Levi Civita and Kronecker Delta I've been working on some quantum mechanics problems and arrived to this one where I have to deal with subscripts. I got stuck doing this:
I have $\epsilon_{imk}\epsilon_{ikn}=\delta_{mk}\delta_{kn}-\delta_{mn}\delta_{kk}$. But then I went to check and $\delta_{mk}\delta_{kn}-\delta_{mn}\delta_{kk}$ is equal to $\delta_{mn}-3\delta_{mn}$. Why is that so?
Thank you in advance.
 A: Levi Civita symbol $\epsilon_{ikl}$ is defined as it follows
$$\epsilon_{ikl}  = \left\{
\begin{array}{cl}
1 & if\quad i\neq k\neq l\quad and \quad even \quad permutation\\
-1& if\quad i\neq k\neq l\quad and \quad odd\quad permutation\\
0 & otherwise
\end{array}\right.$$
From this definition, let's start with the contraction of $\epsilon_{ijk}$ in its first index:
$$\epsilon_{ikl}\epsilon_{imn}=\delta_{km}\delta_{ln}-\delta_{kn}\delta_{lm}\tag1$$
Where $\delta_{ik}$ is the Kronecker delta (identity matrix), a symmetric isotropic tensor and it is defined as it follows
$$\delta_{ik}  = \left\{
\begin{array}{cl}
1 & if\quad i= k\\
0 & otherwise
\end{array}\right.$$
Contracting $(1)$ once more, $\textit{i.e.}$ multiplying it by $\delta_{km}$ we have
$$\delta_{km}\epsilon_{ikl}\epsilon_{imn}=\epsilon_{ikl}\epsilon_{ikn}=\delta_{km}(\delta_{km}\delta_{ln}-\delta_{kn}\delta_{lm})=\delta_{kk}\delta_{ln}-\delta_{kn}\delta_{kl}=\delta_{kk}\delta_{ln}-\delta_{ln}\tag2$$
Recall that $\delta_{lk} = \delta_{kl}$ due to symmetry properties and $\delta_{km}\delta_{km}=\delta_{kk}=\delta_{mm}$ since they are dummy indices (repeated indices indicated summation over this index).

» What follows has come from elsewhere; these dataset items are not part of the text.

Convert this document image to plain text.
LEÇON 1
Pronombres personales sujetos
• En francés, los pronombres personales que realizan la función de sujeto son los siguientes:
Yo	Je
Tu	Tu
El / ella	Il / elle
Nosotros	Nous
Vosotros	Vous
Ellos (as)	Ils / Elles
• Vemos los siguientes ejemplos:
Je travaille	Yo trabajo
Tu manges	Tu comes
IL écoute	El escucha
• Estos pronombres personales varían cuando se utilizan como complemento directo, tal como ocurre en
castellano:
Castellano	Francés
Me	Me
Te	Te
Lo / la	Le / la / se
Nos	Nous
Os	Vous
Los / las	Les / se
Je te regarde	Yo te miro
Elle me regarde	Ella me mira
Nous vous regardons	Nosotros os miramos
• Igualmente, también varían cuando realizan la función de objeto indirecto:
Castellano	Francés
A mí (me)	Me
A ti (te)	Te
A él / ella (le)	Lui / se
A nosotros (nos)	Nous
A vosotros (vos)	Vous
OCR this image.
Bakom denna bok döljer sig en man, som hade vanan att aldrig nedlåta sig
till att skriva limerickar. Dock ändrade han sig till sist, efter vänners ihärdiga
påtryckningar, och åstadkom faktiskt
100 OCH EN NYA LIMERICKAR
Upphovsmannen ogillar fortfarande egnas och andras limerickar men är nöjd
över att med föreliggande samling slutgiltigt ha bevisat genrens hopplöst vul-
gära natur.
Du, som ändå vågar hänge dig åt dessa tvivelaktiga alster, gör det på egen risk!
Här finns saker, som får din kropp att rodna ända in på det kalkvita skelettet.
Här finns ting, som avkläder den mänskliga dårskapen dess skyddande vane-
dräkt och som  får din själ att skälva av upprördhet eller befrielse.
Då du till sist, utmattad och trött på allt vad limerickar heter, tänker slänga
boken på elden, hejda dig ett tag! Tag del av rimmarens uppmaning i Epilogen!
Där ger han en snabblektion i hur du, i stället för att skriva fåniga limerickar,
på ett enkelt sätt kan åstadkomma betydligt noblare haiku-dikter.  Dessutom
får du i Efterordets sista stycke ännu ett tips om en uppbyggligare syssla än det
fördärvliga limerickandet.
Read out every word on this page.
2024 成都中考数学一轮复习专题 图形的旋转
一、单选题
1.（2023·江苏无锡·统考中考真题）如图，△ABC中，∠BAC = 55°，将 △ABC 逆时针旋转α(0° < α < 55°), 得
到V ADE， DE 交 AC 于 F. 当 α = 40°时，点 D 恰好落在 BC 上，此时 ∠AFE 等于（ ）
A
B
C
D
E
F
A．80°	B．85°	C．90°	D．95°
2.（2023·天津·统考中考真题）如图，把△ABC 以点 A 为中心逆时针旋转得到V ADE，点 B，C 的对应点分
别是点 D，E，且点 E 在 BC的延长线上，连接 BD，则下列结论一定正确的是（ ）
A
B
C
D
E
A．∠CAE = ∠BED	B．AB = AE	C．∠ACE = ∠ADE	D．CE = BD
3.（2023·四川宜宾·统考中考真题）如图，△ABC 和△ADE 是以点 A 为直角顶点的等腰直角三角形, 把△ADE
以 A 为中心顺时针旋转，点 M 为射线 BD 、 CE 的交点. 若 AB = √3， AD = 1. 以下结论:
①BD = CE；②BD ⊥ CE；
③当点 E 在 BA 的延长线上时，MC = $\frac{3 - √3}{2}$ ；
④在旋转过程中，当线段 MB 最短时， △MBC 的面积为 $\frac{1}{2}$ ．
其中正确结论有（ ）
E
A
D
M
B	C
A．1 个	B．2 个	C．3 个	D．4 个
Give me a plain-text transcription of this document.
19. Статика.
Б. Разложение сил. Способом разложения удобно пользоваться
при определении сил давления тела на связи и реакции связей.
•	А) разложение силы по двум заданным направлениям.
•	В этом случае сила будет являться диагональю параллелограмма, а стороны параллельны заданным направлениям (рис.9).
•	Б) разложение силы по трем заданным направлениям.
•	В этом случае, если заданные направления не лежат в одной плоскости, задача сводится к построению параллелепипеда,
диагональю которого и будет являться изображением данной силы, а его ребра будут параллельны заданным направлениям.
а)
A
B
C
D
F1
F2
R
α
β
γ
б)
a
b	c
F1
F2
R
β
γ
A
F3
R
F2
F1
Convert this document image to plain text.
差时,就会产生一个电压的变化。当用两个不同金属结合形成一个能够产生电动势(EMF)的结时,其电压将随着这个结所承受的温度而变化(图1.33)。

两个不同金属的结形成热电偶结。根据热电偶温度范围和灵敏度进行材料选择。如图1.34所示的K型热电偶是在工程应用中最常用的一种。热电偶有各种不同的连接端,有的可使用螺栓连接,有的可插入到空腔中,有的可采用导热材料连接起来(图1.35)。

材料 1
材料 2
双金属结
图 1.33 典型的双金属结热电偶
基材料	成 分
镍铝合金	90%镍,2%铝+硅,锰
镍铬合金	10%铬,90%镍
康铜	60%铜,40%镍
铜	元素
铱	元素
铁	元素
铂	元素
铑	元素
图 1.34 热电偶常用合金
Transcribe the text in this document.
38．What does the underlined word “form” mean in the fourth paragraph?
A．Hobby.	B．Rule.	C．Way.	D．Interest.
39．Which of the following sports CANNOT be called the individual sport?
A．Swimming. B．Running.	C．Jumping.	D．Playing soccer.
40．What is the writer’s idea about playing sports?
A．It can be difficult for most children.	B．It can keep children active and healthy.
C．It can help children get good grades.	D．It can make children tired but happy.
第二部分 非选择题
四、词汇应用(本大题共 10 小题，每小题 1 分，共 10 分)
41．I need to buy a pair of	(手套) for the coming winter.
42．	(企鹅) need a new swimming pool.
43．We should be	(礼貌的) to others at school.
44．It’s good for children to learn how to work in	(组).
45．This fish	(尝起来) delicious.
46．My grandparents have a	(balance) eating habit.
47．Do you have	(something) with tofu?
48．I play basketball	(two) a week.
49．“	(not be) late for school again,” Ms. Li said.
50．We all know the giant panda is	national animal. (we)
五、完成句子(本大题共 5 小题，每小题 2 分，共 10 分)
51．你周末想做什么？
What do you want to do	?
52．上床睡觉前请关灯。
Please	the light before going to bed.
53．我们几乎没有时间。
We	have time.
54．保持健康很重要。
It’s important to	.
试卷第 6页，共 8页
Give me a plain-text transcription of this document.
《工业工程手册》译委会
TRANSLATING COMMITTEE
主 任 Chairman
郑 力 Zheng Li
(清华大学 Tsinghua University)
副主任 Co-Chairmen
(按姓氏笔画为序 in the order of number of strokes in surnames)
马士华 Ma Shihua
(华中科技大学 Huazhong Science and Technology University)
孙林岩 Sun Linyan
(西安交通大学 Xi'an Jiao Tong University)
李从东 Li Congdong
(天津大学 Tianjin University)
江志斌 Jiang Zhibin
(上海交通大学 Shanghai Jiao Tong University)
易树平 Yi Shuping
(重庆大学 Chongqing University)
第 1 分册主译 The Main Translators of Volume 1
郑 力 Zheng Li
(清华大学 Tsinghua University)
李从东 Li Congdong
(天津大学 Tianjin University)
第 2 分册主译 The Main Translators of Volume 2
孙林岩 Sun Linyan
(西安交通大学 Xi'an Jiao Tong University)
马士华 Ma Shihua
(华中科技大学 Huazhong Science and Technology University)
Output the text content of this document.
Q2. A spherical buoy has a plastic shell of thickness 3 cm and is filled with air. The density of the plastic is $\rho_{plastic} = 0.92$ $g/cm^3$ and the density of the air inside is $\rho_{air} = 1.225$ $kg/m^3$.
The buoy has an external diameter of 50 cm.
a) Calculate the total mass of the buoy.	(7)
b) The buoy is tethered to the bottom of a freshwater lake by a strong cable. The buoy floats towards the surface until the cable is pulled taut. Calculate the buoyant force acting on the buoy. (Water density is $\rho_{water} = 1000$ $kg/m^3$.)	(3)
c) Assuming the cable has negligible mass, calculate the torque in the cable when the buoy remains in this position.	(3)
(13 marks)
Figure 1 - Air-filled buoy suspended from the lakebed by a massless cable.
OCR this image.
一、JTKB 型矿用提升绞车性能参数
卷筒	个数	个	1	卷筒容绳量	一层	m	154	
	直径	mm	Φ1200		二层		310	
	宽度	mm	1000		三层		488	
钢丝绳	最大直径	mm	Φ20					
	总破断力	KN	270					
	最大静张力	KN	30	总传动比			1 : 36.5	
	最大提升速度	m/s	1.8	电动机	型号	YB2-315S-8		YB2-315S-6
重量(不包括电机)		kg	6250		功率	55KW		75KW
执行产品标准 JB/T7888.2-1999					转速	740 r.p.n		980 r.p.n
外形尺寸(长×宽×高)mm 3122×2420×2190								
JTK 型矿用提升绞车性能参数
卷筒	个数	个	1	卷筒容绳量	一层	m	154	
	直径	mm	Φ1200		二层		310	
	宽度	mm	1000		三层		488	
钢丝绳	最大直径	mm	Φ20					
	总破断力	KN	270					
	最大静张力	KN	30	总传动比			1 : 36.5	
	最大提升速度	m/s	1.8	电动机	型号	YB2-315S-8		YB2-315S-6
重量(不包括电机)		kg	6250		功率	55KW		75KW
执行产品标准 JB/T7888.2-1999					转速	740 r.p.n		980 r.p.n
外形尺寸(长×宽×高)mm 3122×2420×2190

Now comes the term $\delta_{ii}$, this quantity is a scalar, and represents the trace of the identity matrix in a n-dimensional space, therefore $\delta_{ii}=n$ and finally $(2)$ is written as it follows
$$\epsilon_{ikl}\epsilon_{ikn}=(\delta_{kk}-1)\delta_{ln}=(n-1)\delta_{ln}$$
If one contracts again, the following identity
$$\epsilon_{ikl}\epsilon_{ikl}=n(n-1)$$
In your case $n=3$.
Hope this helps you
A: Another approach is to write $$\epsilon_{ijk}=\hat x_i\cdot(\hat x_j\times \hat x_k)$$Then, we have
$$\begin{align}
\epsilon_{imk}\epsilon_{ikn}&=\hat x_i\cdot(\hat x_m\times \hat x_k)x_i\cdot(\hat x_k\times \hat x_n)\\\\
&=(\hat x_m\times \hat x_k)\cdot(\hat x_k\times \hat x_n)\\\\
&=\hat x_m \cdot (\hat x_k\times(\hat x_k\times \hat x_n))\\\\
&=\hat x_m \cdot(\delta_{nk}\hat x_k-\delta_{kk}\hat x_n)\\\\
&=\delta_{nk}\delta_{mk}-3\delta_{mn}
\end{align}$$